Daamen was 5-years-old when her father Carlo, who's Dutch, got a new job and moved the family from the Netherlands to the United States. She knew little English, but started school without trepidation.

"It's a big change," said Jill, who grew up in South Africa. "But kids adapt to it quickly. It's amazing how quickly they adapt."

Looking back, Daamen admits that she was too young to realize just how different things truly were. "I didn't really know what was going on," she said. "It was a big change, now that I think about it."

Growing up, she didn't immediately embrace basketball. The Daamens, after all, were a soccer family. Justin, 19, played at Pentucket and, when possible, everybody followed the Dutch national team.

As a teenager in South Africa, Jill swam competitively, played field hockey and netball (a sport derivative of basketball, minus the dribbling).

Basketball may have been foreign to the family, but Daamen was fortunate. She inherited her mother's height | Jill is 6-1.

When middle school came along, she began playing hoops for fun. That's when McNamara, who was coaching the Pentucket sixth-grade team at the time, noticed her for the first time.

"She was athletic, tall, and had good hands," he said. "She was new to the game. You could see a lot of potential." McNamara, who took over at Pentucket last season, watched Daamen come into her own during the Sachems' run to TD Banknorth Garden.

She averaged 10.5 points, 10.2 rebounds and 6.6 blocks last season, and swatted 13 shots in a 41-39 defeat of Wilmington in the Division 3 North title game.

Suddenly, the Daamens were a basketball family. These days, Jill and Carlo attend as many games as they can.

"They absolutely love it," Kirsten said.

All the while, she's tried to immerse herself in the game. She watches a lot of college hoops and counts University of Tennessee's Candace Parker and University of North Carolina's Tyler Hansbrough as her favorite players.

Something about the way the 6-9 Tar Heel plays defense fascinates her.

"He just always knows what to do," Daamen said. "I don't know what the word is | he's never out of control."

Admittedly, Daamen is still learning to harness her own talents. Being a composed and ferocious defender isn't easy. "I stay pretty calm," she said. "I know I have to be more aggressive."

"She's kind of quiet, I wish she wouldn't be," McNamara said. "I'd like her to walk into the gym like she owns it." The thing is, she's only a junior. There's plenty of room to grow.
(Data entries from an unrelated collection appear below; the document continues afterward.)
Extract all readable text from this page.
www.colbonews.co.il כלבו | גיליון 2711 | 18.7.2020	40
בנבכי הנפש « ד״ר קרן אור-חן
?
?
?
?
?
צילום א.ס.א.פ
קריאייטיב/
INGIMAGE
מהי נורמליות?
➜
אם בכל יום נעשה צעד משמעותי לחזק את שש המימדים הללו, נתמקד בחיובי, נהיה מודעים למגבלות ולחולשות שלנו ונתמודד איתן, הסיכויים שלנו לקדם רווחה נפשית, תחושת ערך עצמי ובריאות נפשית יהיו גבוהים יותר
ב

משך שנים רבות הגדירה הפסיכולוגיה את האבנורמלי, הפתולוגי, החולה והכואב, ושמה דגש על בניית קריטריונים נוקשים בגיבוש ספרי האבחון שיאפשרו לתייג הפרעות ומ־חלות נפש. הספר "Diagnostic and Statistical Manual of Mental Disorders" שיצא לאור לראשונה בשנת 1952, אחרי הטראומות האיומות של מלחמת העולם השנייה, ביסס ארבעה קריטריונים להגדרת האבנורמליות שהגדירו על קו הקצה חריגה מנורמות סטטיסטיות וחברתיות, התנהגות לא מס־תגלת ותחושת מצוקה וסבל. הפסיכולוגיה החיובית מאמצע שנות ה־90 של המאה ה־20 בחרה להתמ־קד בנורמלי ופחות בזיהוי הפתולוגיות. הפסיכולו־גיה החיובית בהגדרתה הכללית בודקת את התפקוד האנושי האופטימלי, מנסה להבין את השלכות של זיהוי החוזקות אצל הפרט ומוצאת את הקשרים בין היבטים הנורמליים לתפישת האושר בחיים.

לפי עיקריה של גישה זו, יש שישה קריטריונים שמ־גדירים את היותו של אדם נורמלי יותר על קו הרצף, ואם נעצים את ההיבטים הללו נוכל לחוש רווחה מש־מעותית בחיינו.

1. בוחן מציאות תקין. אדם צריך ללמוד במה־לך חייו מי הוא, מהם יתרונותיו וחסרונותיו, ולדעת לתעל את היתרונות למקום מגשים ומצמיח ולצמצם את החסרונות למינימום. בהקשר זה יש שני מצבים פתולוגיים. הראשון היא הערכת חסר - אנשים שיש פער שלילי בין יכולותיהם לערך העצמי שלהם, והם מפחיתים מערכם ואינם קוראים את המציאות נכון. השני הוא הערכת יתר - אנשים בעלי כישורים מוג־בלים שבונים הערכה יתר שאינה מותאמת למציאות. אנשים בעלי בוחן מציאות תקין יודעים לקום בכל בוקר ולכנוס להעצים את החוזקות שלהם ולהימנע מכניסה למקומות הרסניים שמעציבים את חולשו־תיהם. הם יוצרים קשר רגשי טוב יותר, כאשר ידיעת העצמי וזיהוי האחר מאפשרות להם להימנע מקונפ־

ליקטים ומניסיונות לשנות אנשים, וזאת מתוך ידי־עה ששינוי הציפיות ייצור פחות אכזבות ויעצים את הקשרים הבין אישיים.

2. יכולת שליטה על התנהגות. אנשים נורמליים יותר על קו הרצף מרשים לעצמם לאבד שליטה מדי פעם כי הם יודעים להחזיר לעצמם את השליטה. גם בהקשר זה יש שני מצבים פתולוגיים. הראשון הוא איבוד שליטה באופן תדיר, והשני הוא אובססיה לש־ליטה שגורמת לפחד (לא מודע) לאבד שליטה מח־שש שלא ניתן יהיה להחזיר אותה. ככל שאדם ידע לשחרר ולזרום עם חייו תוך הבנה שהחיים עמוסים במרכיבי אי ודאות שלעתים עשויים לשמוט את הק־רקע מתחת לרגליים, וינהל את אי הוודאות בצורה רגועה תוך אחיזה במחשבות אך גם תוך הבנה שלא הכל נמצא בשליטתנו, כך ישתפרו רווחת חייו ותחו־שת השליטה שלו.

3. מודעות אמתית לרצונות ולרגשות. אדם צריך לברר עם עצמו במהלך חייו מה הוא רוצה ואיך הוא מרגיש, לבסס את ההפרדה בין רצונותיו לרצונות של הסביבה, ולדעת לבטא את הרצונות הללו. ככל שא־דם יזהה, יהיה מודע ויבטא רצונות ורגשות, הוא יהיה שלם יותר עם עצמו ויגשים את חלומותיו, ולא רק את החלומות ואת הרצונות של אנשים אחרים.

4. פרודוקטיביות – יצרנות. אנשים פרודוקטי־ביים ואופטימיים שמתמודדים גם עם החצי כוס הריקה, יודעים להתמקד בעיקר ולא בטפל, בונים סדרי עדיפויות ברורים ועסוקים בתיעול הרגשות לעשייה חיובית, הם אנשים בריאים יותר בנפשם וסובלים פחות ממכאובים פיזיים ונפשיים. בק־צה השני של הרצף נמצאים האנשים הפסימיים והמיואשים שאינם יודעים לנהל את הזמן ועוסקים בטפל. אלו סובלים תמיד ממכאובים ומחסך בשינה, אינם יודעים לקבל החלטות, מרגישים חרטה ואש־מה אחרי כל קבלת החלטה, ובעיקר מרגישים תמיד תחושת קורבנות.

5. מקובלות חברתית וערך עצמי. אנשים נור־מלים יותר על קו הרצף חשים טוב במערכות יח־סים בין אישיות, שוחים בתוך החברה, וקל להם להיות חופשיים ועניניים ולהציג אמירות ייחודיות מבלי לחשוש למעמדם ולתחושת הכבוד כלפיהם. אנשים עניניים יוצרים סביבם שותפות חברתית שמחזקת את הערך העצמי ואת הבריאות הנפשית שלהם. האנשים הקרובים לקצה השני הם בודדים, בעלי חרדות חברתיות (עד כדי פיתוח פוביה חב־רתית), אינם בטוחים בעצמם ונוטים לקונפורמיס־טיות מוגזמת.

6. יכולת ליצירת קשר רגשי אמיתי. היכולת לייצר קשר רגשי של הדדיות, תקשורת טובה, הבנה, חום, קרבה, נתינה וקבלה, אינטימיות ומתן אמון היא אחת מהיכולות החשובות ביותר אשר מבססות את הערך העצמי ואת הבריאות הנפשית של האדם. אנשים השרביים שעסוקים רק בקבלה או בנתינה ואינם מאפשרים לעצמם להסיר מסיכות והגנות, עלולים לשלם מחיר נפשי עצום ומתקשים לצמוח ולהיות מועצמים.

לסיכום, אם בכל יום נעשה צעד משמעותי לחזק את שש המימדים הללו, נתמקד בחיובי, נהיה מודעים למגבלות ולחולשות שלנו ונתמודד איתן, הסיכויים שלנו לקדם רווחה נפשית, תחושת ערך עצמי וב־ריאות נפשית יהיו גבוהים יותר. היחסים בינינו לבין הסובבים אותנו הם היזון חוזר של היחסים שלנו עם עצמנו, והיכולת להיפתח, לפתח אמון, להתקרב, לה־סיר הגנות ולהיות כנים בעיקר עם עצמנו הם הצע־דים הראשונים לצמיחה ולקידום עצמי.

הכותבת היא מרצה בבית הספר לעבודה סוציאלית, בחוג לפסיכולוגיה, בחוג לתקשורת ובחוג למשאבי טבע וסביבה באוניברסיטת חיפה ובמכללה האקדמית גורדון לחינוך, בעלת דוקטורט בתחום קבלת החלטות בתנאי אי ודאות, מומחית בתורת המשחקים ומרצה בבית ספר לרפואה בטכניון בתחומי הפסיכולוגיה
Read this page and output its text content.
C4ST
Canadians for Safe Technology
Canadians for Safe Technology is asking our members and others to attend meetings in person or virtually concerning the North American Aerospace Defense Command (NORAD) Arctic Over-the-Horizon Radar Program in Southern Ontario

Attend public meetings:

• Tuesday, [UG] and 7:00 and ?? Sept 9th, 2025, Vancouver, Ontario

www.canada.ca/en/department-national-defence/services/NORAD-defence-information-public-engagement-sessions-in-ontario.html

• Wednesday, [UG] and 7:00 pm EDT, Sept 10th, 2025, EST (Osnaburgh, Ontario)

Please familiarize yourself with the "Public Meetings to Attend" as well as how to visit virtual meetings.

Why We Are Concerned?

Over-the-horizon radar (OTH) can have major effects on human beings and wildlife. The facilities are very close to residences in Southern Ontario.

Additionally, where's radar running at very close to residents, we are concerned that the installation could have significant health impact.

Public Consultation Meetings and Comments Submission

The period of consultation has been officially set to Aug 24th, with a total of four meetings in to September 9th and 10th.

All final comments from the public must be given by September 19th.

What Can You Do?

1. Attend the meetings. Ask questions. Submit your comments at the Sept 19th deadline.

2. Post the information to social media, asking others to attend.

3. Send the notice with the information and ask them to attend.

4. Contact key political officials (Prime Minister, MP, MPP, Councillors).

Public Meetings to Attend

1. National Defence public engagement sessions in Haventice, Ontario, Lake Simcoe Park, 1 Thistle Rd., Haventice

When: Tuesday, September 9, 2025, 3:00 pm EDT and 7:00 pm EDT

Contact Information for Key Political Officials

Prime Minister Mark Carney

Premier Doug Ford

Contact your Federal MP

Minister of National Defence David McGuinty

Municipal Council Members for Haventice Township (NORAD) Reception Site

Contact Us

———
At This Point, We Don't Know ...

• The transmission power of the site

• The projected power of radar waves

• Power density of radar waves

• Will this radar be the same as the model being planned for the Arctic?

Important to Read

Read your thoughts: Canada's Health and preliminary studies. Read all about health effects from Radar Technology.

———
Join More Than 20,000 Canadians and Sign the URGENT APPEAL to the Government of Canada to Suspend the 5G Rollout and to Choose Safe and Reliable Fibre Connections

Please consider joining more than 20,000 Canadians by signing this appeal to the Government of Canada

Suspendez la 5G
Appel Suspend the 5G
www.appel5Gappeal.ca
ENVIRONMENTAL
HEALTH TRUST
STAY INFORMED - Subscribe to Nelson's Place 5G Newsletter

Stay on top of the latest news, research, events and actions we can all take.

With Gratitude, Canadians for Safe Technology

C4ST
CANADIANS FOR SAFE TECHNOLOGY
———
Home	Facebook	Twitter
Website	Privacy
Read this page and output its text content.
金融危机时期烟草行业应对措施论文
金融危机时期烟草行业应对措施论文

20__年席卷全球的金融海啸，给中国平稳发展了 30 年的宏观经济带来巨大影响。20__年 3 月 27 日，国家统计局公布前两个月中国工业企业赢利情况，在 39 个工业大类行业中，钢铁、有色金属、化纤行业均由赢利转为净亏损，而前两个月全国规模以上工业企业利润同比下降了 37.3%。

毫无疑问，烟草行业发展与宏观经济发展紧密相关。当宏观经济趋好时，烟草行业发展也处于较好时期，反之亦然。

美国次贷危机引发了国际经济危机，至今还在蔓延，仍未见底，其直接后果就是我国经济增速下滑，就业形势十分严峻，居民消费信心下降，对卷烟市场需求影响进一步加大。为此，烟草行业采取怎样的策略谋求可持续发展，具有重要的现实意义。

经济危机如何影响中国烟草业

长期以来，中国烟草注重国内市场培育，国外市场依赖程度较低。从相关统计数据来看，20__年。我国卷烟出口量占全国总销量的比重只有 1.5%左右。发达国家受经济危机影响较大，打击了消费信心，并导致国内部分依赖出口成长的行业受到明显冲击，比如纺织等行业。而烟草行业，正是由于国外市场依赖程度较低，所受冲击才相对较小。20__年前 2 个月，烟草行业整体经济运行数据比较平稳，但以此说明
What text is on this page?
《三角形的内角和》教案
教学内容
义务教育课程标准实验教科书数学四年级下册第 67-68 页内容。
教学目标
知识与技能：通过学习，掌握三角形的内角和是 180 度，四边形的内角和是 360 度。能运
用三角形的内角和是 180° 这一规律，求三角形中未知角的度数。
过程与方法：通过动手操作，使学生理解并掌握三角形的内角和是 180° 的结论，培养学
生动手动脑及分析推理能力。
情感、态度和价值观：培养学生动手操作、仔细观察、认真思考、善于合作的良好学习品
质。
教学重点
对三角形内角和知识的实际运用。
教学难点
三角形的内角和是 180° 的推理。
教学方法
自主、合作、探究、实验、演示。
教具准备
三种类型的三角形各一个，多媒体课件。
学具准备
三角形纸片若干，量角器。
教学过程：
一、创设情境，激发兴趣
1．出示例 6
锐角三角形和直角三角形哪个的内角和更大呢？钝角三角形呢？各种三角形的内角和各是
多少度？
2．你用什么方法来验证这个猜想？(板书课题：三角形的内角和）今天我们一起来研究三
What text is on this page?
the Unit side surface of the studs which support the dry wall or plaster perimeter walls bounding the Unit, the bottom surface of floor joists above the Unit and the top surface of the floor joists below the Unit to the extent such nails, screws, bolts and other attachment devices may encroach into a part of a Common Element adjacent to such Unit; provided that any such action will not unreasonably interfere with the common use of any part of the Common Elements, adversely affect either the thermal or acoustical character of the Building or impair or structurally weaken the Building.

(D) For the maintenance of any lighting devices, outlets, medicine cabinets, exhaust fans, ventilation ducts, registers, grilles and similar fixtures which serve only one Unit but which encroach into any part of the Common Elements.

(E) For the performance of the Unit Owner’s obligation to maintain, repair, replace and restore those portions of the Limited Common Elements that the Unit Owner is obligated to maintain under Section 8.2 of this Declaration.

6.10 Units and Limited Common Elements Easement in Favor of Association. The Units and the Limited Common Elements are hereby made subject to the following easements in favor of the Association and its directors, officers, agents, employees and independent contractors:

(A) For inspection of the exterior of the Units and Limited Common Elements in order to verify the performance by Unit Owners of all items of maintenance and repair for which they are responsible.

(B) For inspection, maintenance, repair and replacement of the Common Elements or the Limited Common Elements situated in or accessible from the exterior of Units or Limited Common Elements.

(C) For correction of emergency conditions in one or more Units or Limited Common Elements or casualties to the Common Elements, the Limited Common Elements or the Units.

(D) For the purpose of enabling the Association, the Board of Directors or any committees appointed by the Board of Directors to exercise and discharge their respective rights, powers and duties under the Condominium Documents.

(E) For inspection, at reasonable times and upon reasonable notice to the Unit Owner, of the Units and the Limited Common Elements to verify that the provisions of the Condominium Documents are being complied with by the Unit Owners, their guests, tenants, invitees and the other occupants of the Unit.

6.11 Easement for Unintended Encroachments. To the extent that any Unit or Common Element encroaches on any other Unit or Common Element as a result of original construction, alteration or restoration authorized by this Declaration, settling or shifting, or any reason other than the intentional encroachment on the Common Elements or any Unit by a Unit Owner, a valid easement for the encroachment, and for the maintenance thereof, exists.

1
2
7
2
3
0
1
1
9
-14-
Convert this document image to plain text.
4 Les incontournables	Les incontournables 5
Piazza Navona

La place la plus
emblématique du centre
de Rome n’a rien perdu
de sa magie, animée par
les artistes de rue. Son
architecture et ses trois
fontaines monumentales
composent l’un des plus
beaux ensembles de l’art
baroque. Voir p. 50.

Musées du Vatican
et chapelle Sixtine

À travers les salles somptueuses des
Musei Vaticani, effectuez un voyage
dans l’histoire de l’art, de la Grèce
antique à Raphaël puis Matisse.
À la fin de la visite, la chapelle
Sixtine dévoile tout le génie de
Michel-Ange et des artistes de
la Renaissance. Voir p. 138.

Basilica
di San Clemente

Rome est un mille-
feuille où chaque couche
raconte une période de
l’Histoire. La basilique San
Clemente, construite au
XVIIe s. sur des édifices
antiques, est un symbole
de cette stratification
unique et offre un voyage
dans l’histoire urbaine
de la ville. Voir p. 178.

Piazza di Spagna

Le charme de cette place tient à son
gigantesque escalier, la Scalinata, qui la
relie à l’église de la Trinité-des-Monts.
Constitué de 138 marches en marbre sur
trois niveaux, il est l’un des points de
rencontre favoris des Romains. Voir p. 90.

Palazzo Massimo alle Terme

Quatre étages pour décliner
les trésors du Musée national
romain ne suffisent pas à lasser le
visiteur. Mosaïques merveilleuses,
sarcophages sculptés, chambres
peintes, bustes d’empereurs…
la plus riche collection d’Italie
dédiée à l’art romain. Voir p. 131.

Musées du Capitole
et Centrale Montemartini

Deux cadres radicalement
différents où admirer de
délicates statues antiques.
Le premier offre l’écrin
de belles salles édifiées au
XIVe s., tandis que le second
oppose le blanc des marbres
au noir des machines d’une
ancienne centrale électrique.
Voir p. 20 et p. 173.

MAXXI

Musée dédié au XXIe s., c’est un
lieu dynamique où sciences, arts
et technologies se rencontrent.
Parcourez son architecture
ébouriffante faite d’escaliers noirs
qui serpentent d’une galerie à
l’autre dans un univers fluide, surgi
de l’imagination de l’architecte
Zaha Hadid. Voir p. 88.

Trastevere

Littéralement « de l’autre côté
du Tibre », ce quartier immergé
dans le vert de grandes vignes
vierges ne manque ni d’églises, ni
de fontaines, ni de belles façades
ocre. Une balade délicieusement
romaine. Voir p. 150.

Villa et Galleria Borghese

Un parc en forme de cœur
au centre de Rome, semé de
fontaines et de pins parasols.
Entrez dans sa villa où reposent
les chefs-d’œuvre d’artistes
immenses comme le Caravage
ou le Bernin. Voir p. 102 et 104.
The ceiling, McNamara said, is high. Whether it's at a Division 1 or Division 2 school, he expects her to have a great college career.

At the moment, Daamen is not sure what her plans are. "It's hard," she said. "It depends what you want to do, if you want (basketball) to be your life or go have fun. That's where the decision is."

Just four years after picking up the game, she has options. Impressive, to say the least.